The Etta was a character, in my opinion, that went very well within the context of the script Fringe, and this premature "death" of her, pulled me out, or somehow erased all that atmosphere I had ever done, or formed team composition Fringe, this 5th season. By going further, because now without Etta, the Fringe team is depleted, pass me that feeling of missing something, of being incomplete, I have this impression. But, think or presume that the "death" of Etta, is something strategic Wyman, something to be presented at the end of Fringe. But this is mere conjecture mine course.

I'm also not against, totally, "death" character protagonists, but am not much in favor. Everything is relative, depends on the circumstances of the cases, and the show I'm watching. I personally want to enjoy the main characters from beginning to end of a show, if not more or less this way, I will not like this show, flatly. At least that's me. Of course, everything is as if, like the show, but if we're talking about Fringe, I do not particularly go into discussion, because I want to see in the final scene, at least, Walter, Olivia and Peter, live and well. That, to me, is a condition unique and basic.

Laura Racero said...

You forgot one of the scariest quotes in the whole series: 'I would be 10 times what you are if I had that tech in my head.'"

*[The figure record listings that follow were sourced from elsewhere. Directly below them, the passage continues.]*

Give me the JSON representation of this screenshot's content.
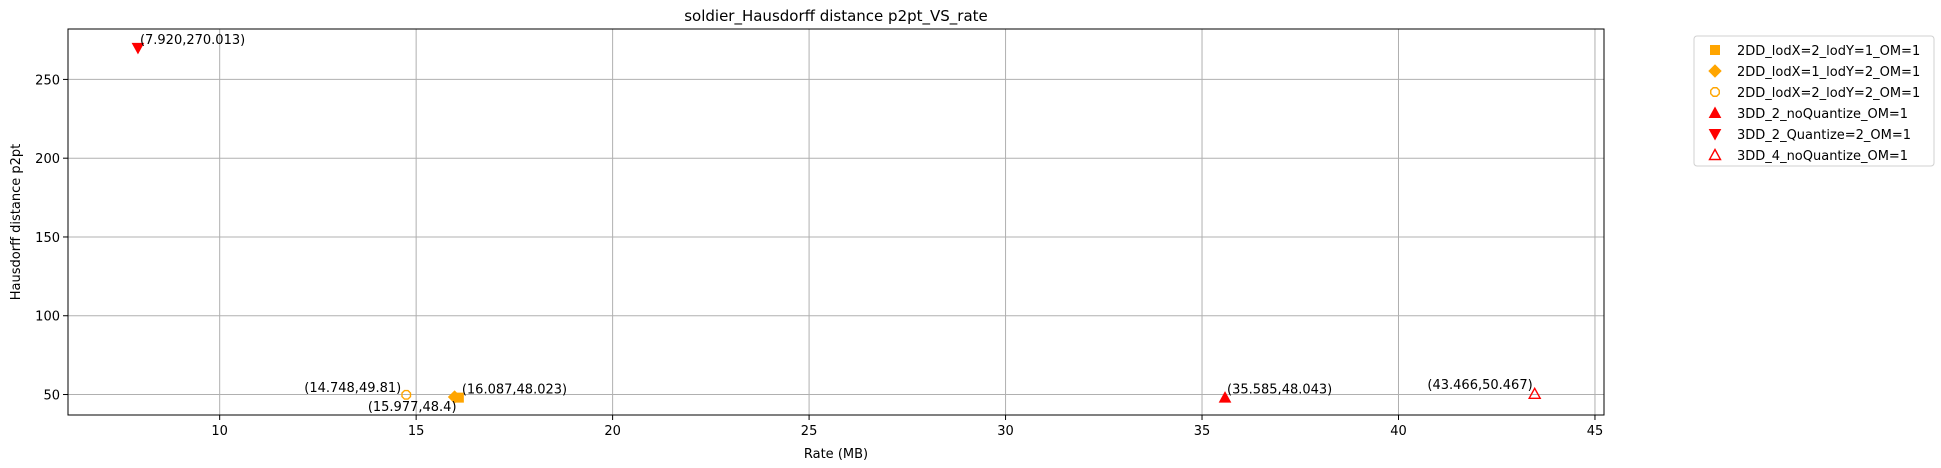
{
  "chart_data": {
    "type": "scatter",
    "title": "soldier_Hausdorff distance p2pt_VS_rate",
    "xlabel": "Rate (MB)",
    "ylabel": "Hausdorff distance p2pt",
    "xlim": [
      6.14,
      45.23
    ],
    "ylim": [
      37.0,
      282.0
    ],
    "xticks": [
      10,
      15,
      20,
      25,
      30,
      35,
      40,
      45
    ],
    "yticks": [
      50,
      100,
      150,
      200,
      250
    ],
    "grid": true,
    "legend_position": "outside-upper-right",
    "series": [
      {
        "name": "2DD_lodX=2_lodY=1_OM=1",
        "marker": "square",
        "color": "#FFA500",
        "filled": true,
        "points": [
          {
            "x": 16.087,
            "y": 48.023,
            "label": "(16.087,48.023)"
          }
        ]
      },
      {
        "name": "2DD_lodX=1_lodY=2_OM=1",
        "marker": "diamond",
        "color": "#FFA500",
        "filled": true,
        "points": [
          {
            "x": 15.977,
            "y": 48.4,
            "label": "(15.977,48.4)"
          }
        ]
      },
      {
        "name": "2DD_lodX=2_lodY=2_OM=1",
        "marker": "octagon",
        "color": "#FFA500",
        "filled": false,
        "points": [
          {
            "x": 14.748,
            "y": 49.81,
            "label": "(14.748,49.81)"
          }
        ]
      },
      {
        "name": "3DD_2_noQuantize_OM=1",
        "marker": "triangle-up",
        "color": "#FF0000",
        "filled": true,
        "points": [
          {
            "x": 35.585,
            "y": 48.043,
            "label": "(35.585,48.043)"
          }
        ]
      },
      {
        "name": "3DD_2_Quantize=2_OM=1",
        "marker": "triangle-down",
        "color": "#FF0000",
        "filled": true,
        "points": [
          {
            "x": 7.92,
            "y": 270.013,
            "label": "(7.920,270.013)"
          }
        ]
      },
      {
        "name": "3DD_4_noQuantize_OM=1",
        "marker": "triangle-up",
        "color": "#FF0000",
        "filled": false,
        "points": [
          {
            "x": 43.466,
            "y": 50.467,
            "label": "(43.466,50.467)"
          }
        ]
      }
    ]
  }
}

Cerece Rennie Murphy said...

This show is breaking my heart. With so many questions from 4 seasons unanswered, I just don't understand why we are here right now. I don't really see Peter's actions as going down a dark path. We spent 4 seasons watching Olivia try anything to solve a case. Why not Peter? This is the man who stepped knowingly into a machine he believed would kill him, just to save Olivia (and the world). What more would he do to save his daughter.

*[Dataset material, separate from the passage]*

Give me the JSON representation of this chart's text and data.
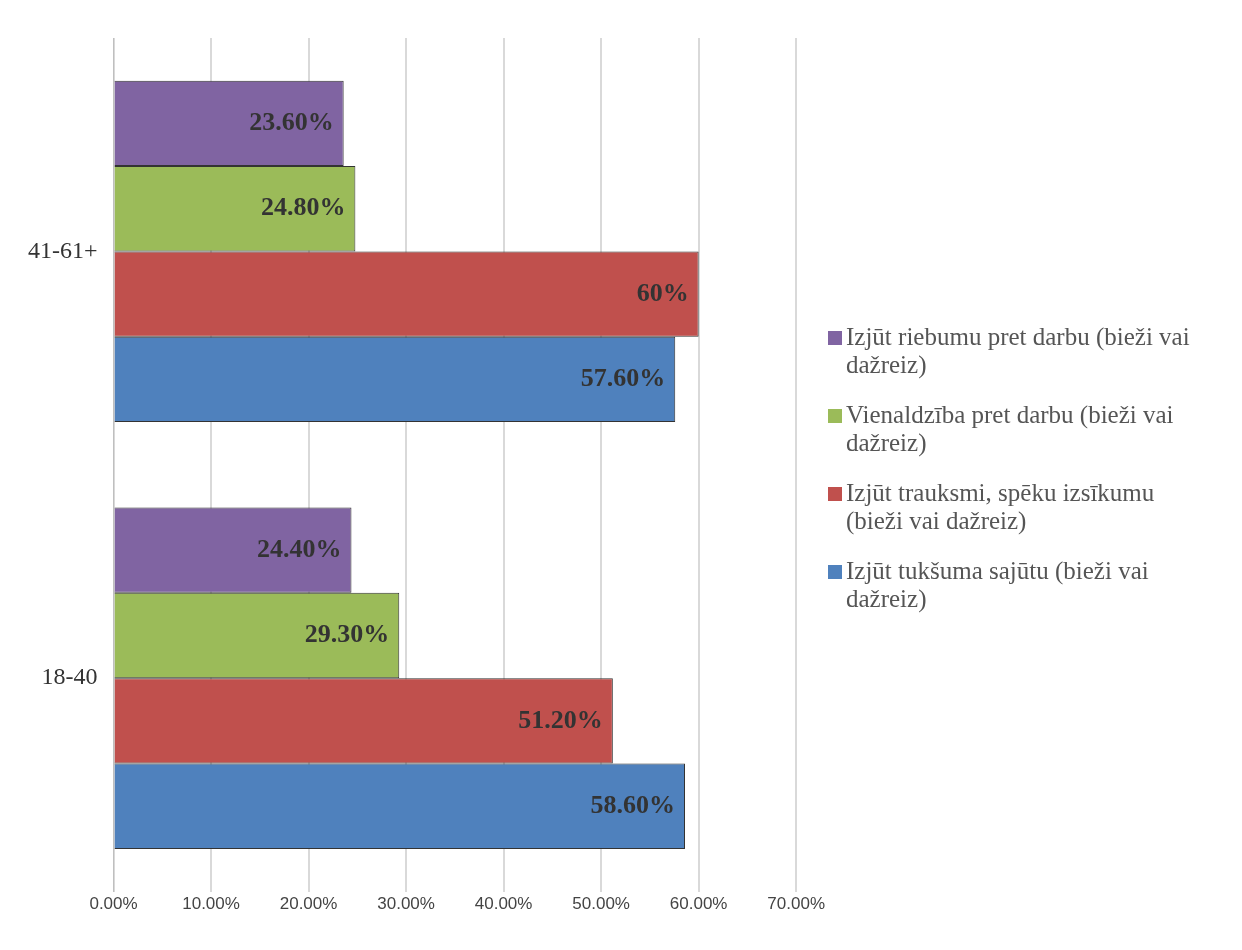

Cerece Rennie Murphy said...

This show is breaking my heart. With so many questions from 4 seasons unanswered, I just don't understand why we are here right now. I don't really see Peter's actions as going down a dark path. We spent 4 seasons watching Olivia try anything to solve a case. Why not Peter? This is the man who stepped knowingly into a machine he believed would kill him, just to save Olivia (and the world). What more would he do to save his daughter.

Briar said...

You need far more than two graves if you want revenge. You may need millions. Look at what the US has done in revenge for 9/11.

Anonymous said...

Did I miss something? Why did collapsing the wormhole not work? Seemed to be just a red herring. I'm beginning to wonder if the whole scavenger hunt for creating the weapon will be too. 'Collecting coupons' is what this type plot is usually called. It seems to me getting kind of tedious that every week we're focused on this. Season 5 is on par with season 4 so far, but it suffers from not having a firm plot development IMHO. The story and characters seem to just drift with the current. I would have thought the final season would have been better planned. The homages to other SyFy too may be getting a little overdone. The rescue of Walter
a few weeks ago was similar to that of Morpheus in THE MATRIX (complete with the gun in each hand shootout). Next week too, recalls when Neo figured out the matrix programming and attacked the agent with his now equal powers. Using the wormhole to deliver a bomb was right out of BATTLEFIELD EARTH. And of course the interrogation with the eye closeup was pure BLADE RUNNER. I'd rather they pay more attention to their own story. And turn Peter loose. We want payback not the tired "dig two graves" meme. It's not revenge, it's justice. Best line was a couple of weeks ago when the interrogator found his men dead with no faces and said, "Barbaric." Yep, and there's more where that came from. "War is all hell." Time to give them a belly full of it.

Anonymous said...

Timeout on the red herring talk - it has only been less than 5 minutes of aired episode time since they made the assumption that the wormhole collapse failed. They have not had a chance to explore or discover the answer to their "apparent" failure.

Who knows? - Observers travel through time - maybe the wormhole closed for a decade - but they jumped back in time and stopped their shipment on the second iteration, knowing the collapse was imminent. You gotta think these things thru. Just like Peter going back and saving Etta on the second iteration in the warehouse where she was shot by Captain Skidmark.